Sometimes, words can move mountains. And other times...for some people...the mountains are just too big to be moved.

I finished cleaning up my study, and walked out into the hallway, only to feel a light tugging on the back of my shirt.

I turned to see Jericho's smiling face behind me. "Preceptor Vicke...I've been working on some new ideas. I wondered if maybe you could read them over for me. I want to know what you think."

"Certainly." I said, thankful for the distraction from my frustrated mood. "Leave them on my desk, and I will definitely get to them this weekend. I'm in the middle of an important assignment right now, and I'm afraid that I can't spare you any time over the next few evenings."

"But...I want to be there when you read them." He said. "You know...I was thinking that...maybe, one night...when you're not busy..." He blushed slightly from embarrassment, but there was still an aura about Jericho that was so mischievous that I wouldn't be surprised if he had taught himself to blush on command. "...Well...maybe I could come to your chambers one night, and we could read through them. Together. I am your star pupil after all, right?"

Nervously, I searched my mind for easy ways to turn down his offer. But it was at that moment that I saw a shadowed figure walking out into the middle of the hallway. He was too tall to be one of our halflife students. He had long, greasy looking, brown hair, hanging down to the collar of a long black trench coat. He had a rather full five o'clock shadow on his chin, and he stood still once he became aware of the fact that I had spotted him.

"Excuse me?" I said. "Can I help you?"

The man didn't say a word. He simply walked forward again...and when he came to the door sealing off the next wing of the underground school...his body became a soft gelatinous liquid...and he slid right under it.

"Whoah...who was that?" Jericho asked me.

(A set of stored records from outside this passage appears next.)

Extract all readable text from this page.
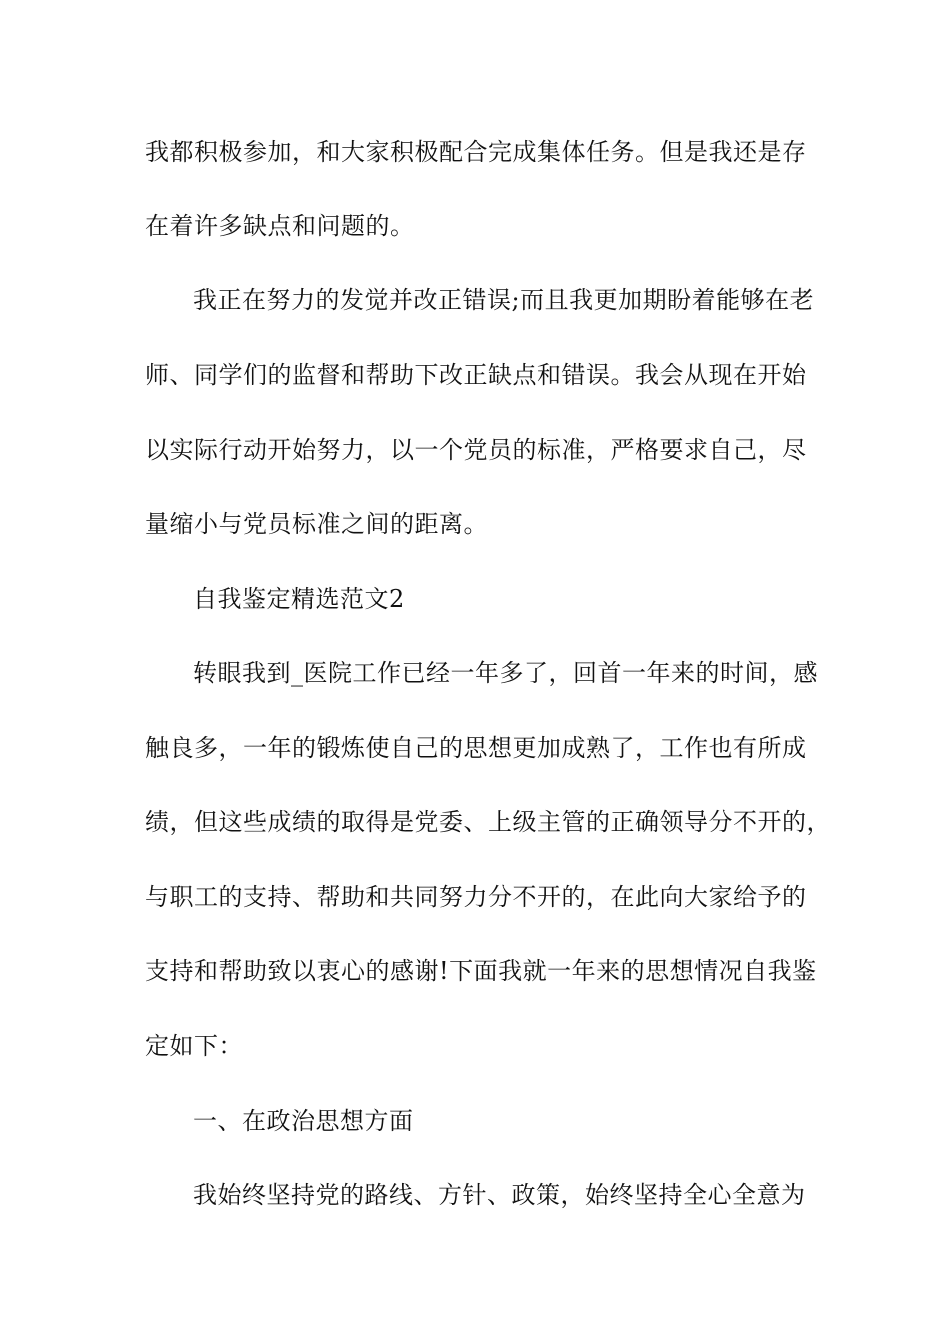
我都积极参加，和大家积极配合完成集体任务。但是我还是存
在着许多缺点和问题的。
我正在努力的发觉并改正错误;而且我更加期盼着能够在老
师、同学们的监督和帮助下改正缺点和错误。我会从现在开始
以实际行动开始努力，以一个党员的标准，严格要求自己，尽
量缩小与党员标准之间的距离。
自我鉴定精选范文2
转眼我到_医院工作已经一年多了，回首一年来的时间，感
触良多，一年的锻炼使自己的思想更加成熟了，工作也有所成
绩，但这些成绩的取得是党委、上级主管的正确领导分不开的，
与职工的支持、帮助和共同努力分不开的，在此向大家给予的
支持和帮助致以衷心的感谢!下面我就一年来的思想情况自我鉴
定如下：
一、在政治思想方面
我始终坚持党的路线、方针、政策，始终坚持全心全意为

Suddenly, I put a hand on his shoulder. "Listen to me very carefully, Jericho. I want you to hurry over to Mage McClaren's office as fast as you possibly can and tell him that we have an intruder. He'll know what to do."

"But...?"

"Do as I say! GO! Now!" I said, and watched as Jericho took off running towards the Mage's office. I went back into my study and took a hold of my scribe. The bladed one, not the one used for traditional practice. I knew that I was going to need it. As I said before, after all I've been through...

...I know an assassin when I see one.